What is a sur-reply though? According to US Legal, it is merely an additional reply to a motion filed after the said motion has been fully briefed. In the present case, the defendants have requested leave to file a sur-reply by citing the “new arguments” raised by the SEC in its response dated 27 May.
What are these new arguments, however? According to Ripple, the regulatory agency has relied on a report by Cornerstone Research in the said reply to assert that the defendants’ fair notice defense fails.
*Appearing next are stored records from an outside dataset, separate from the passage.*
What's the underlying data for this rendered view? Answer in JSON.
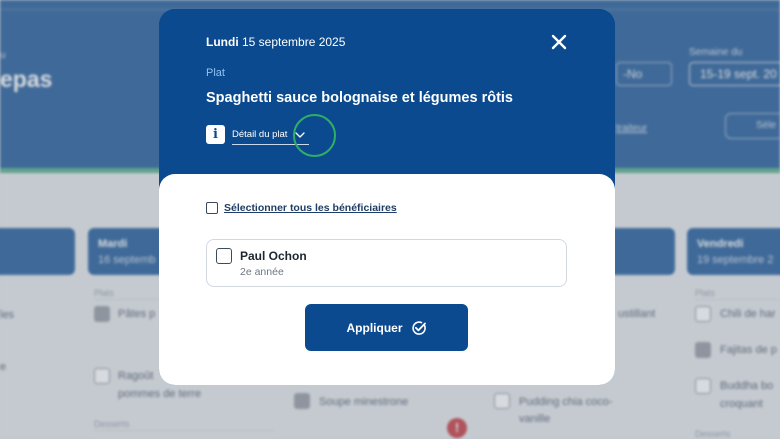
{
  "background": {
    "title": "epas",
    "select_value": "-No",
    "week_label": "Semaine du",
    "week_value": "15-19 sept. 20",
    "traiteur_link": "traiteur",
    "select_button": "Séle",
    "days": [
      {
        "name": "Mardi",
        "date": "16 septemb"
      },
      {
        "name": "Vendredi",
        "date": "19 septembre 2"
      }
    ],
    "items": {
      "col1_a": "les",
      "col1_b": "e",
      "plats_label_1": "Plats",
      "pates": "Pâtes p",
      "ragout_1": "Ragoût",
      "ragout_2": "pommes de terre",
      "desserts_label": "Desserts",
      "soupe": "Soupe minestrone",
      "pudding_1": "Pudding chia coco-",
      "pudding_2": "vanille",
      "ustillant": "ustillant",
      "plats_label_2": "Plats",
      "chili": "Chili de har",
      "fajitas": "Fajitas de p",
      "buddha_1": "Buddha bo",
      "buddha_2": "croquant",
      "desserts_label_2": "Desserts"
    }
  },
  "modal": {
    "day": "Lundi",
    "date": "15 septembre 2025",
    "category": "Plat",
    "dish": "Spaghetti sauce bolognaise et légumes rôtis",
    "detail_label": "Détail du plat",
    "select_all_label": "Sélectionner tous les bénéficiaires",
    "beneficiary": {
      "name": "Paul Ochon",
      "grade": "2e année"
    },
    "apply_label": "Appliquer"
  },
  "colors": {
    "primary": "#0b4a8f",
    "focus": "#2fae67",
    "accent_green": "#3fa57a"
  },
  "icons": [
    "close-icon",
    "info-icon",
    "chevron-down-icon",
    "check-circle-icon"
  ]
}
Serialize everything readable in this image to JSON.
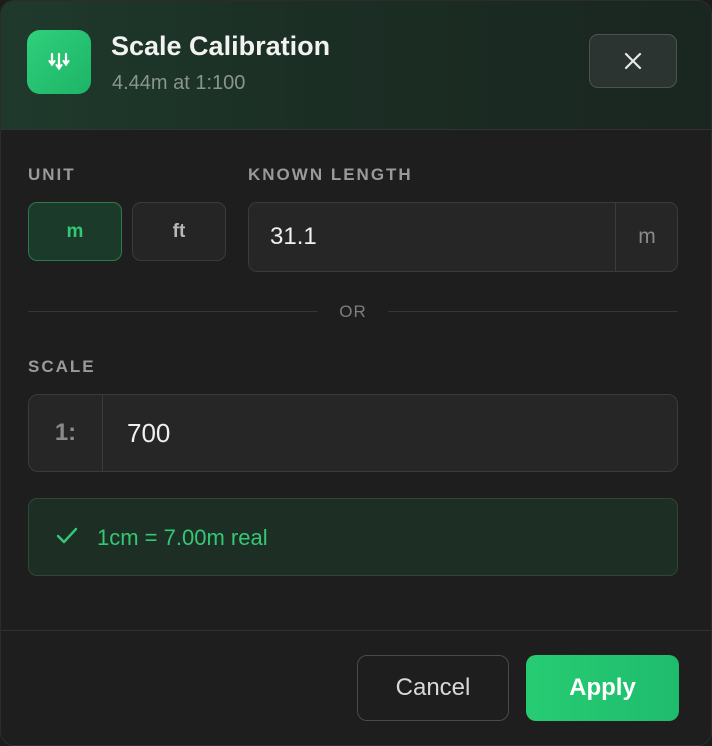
{
  "header": {
    "icon": "ruler-calibrate-icon",
    "title": "Scale Calibration",
    "subtitle": "4.44m at 1:100",
    "close_icon": "close-icon"
  },
  "unit": {
    "label": "UNIT",
    "options": [
      "m",
      "ft"
    ],
    "selected": "m"
  },
  "known_length": {
    "label": "KNOWN LENGTH",
    "value": "31.1",
    "unit_suffix": "m"
  },
  "divider": {
    "text": "OR"
  },
  "scale": {
    "label": "SCALE",
    "prefix": "1:",
    "value": "700"
  },
  "result": {
    "icon": "check-icon",
    "text": "1cm = 7.00m real"
  },
  "footer": {
    "cancel_label": "Cancel",
    "apply_label": "Apply"
  },
  "colors": {
    "accent": "#2ecc71",
    "background": "#1e1e1e",
    "header_tint": "#1f3a2c",
    "muted_text": "#9a9a9a"
  }
}
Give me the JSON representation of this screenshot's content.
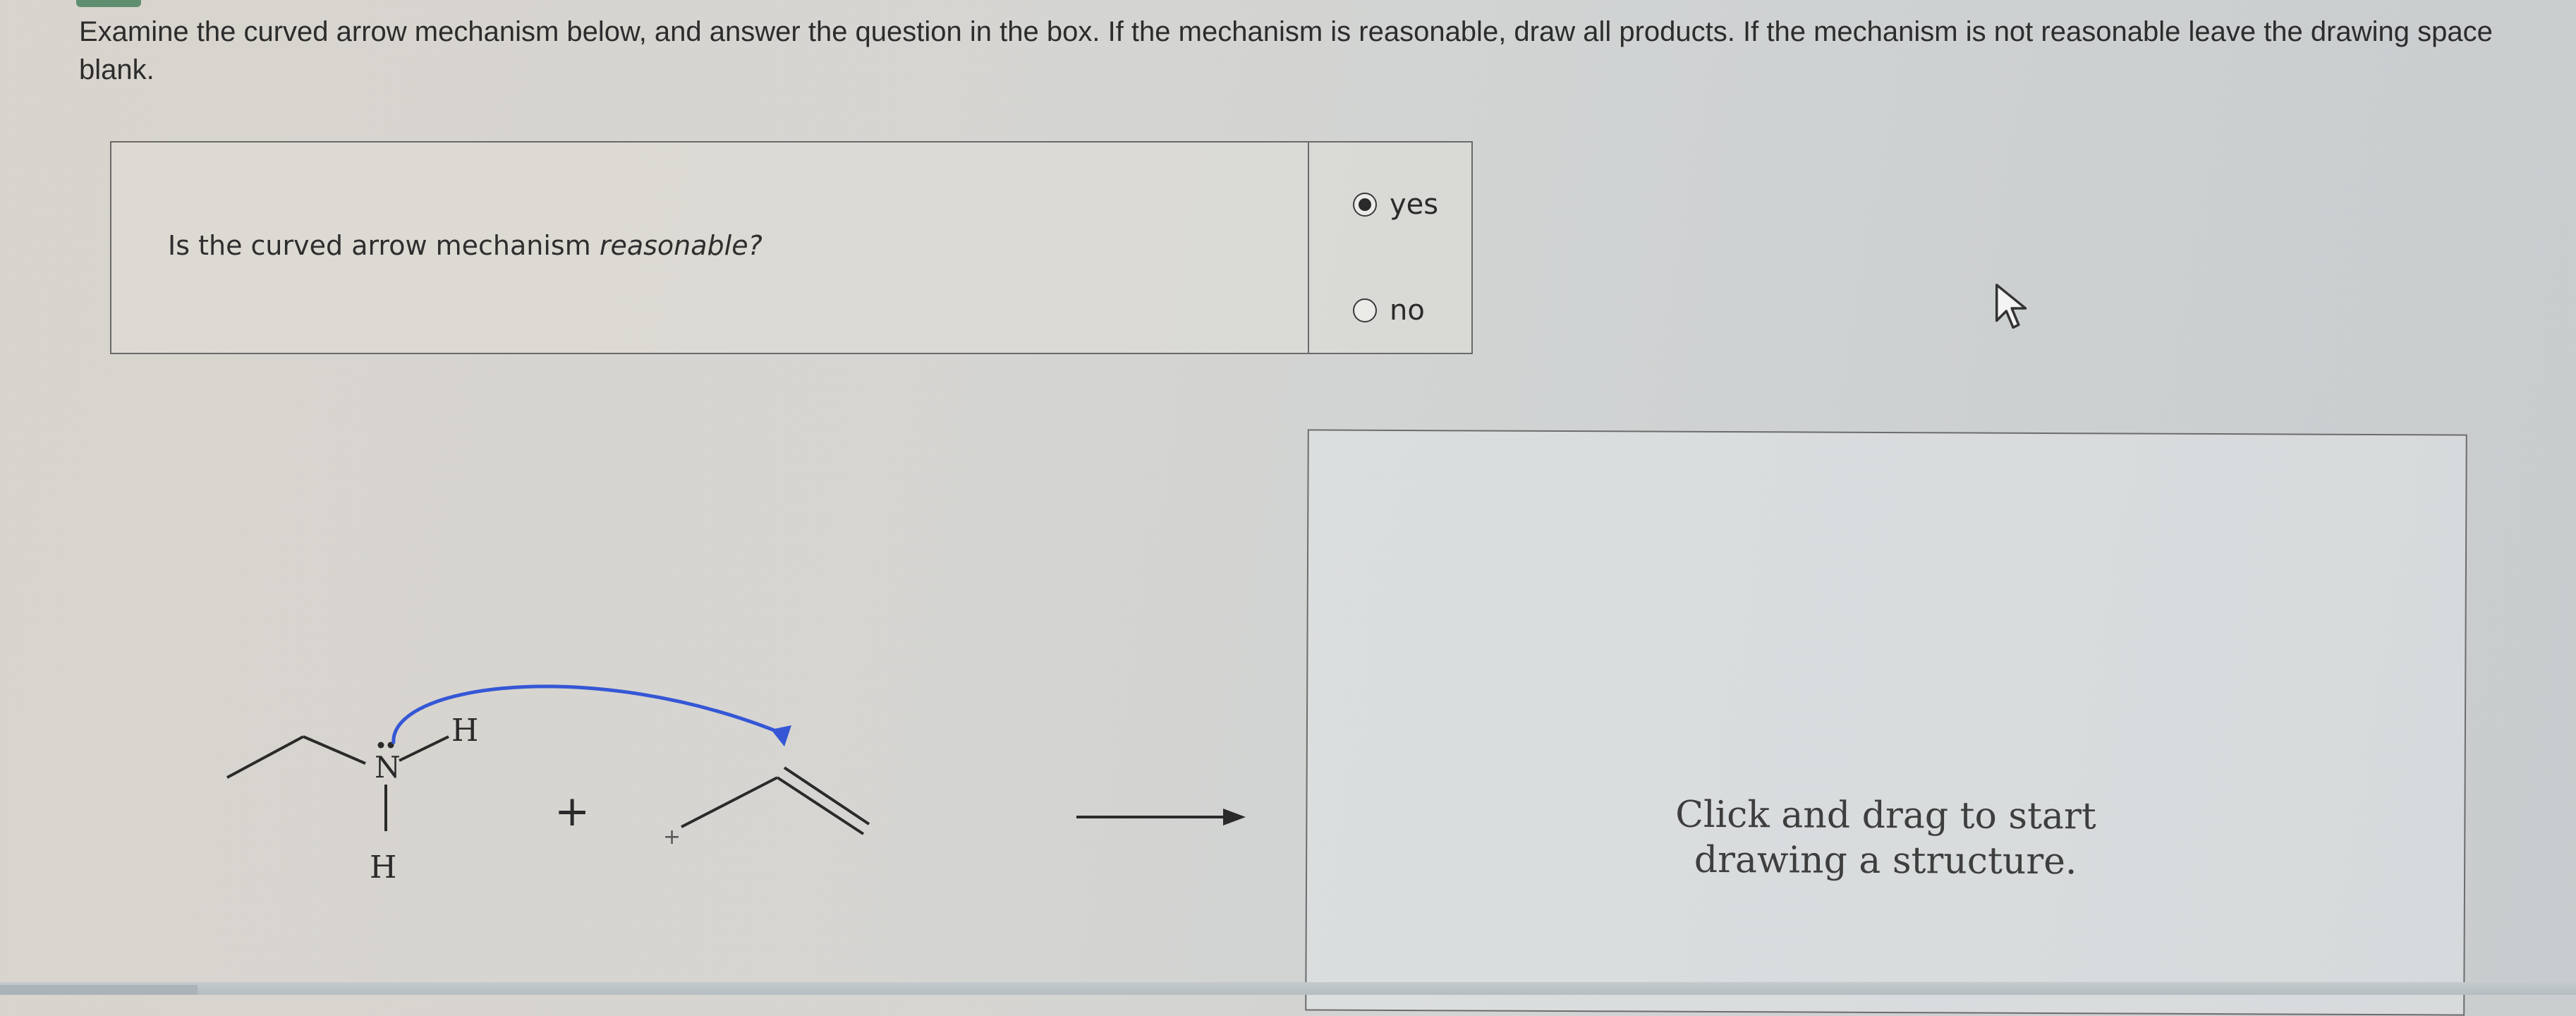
{
  "instructions": "Examine the curved arrow mechanism below, and answer the question in the box. If the mechanism is reasonable, draw all products. If the mechanism is not reasonable leave the drawing space blank.",
  "question": {
    "text_main": "Is the curved arrow mechanism ",
    "text_emphasis": "reasonable?"
  },
  "options": [
    {
      "label": "yes",
      "selected": true
    },
    {
      "label": "no",
      "selected": false
    }
  ],
  "scheme": {
    "nitrogen_label": "N",
    "hydrogen_top": "H",
    "hydrogen_bottom": "H",
    "plus_large": "+",
    "plus_charge": "+"
  },
  "draw_panel": {
    "hint": "Click and drag to start drawing a structure."
  },
  "colors": {
    "arrow_blue": "#3557d6",
    "text_dark": "#2b2b2b"
  }
}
The report in question, the SEC had argued, highlighted how the agency had “brought more than seventy cases that subjected other digital assets to the application of federal securities laws.” In doing so, the plaintiff had asked the court to take judicial notice of the same.
According to Ripple’s proposed sur-reply, however,
“All of that is in support of an inappropriately premature request for this Court to conclude, as a factual matter, that market participants had fair notice that XRP would be considered a security.”
It is important noting here that the Cornerstone Research study was first disseminated in May 2021, far after the defendants had submitted their rebuttal brief.
In the aforementioned filing, Ripple Labs said that the SEC’s reply brief “continues to ignore the legal standards applicable to motions to strike,” adding that “the SEC is triply wrong.”
According to the defendants, the Court should dismiss the report and deny the SEC’s motion for judicial notice because a) it is not a public document and b) the SEC has made no attempt to demonstrate the report’s complete veracity.
Furthermore, Ripple claimed that the SEC’s depiction of previous enforcement proceedings filed years before it was accused was “misleading.” In a response branded “brutal” by attorney James Filan, the blockchain business pointed out that, while 37 of the 75 instances highlighted did not include the sale of digital assets at all, the remaining cases were all in the context of an ICO.
“The SEC has never before this case asserted that a sale of digital assets outside the context of an ICO constituted an offer or sale of securities….. Not one of these cases alleged a violation of Section 5’s registration requirements for a sale of digital assets outside the context of an IPO.”
The proposed sur-reply added,
“SEC’s established pattern of asserting Section 5 violations only in the context of ICOs, and not in the context of already-established digital assets, would have given comfort to a reasonable person that XRP was not a security and that its sales did not require registration.”
The Cornerstone Research report, therefore, supports Ripple, not the SEC, the defendants concluded.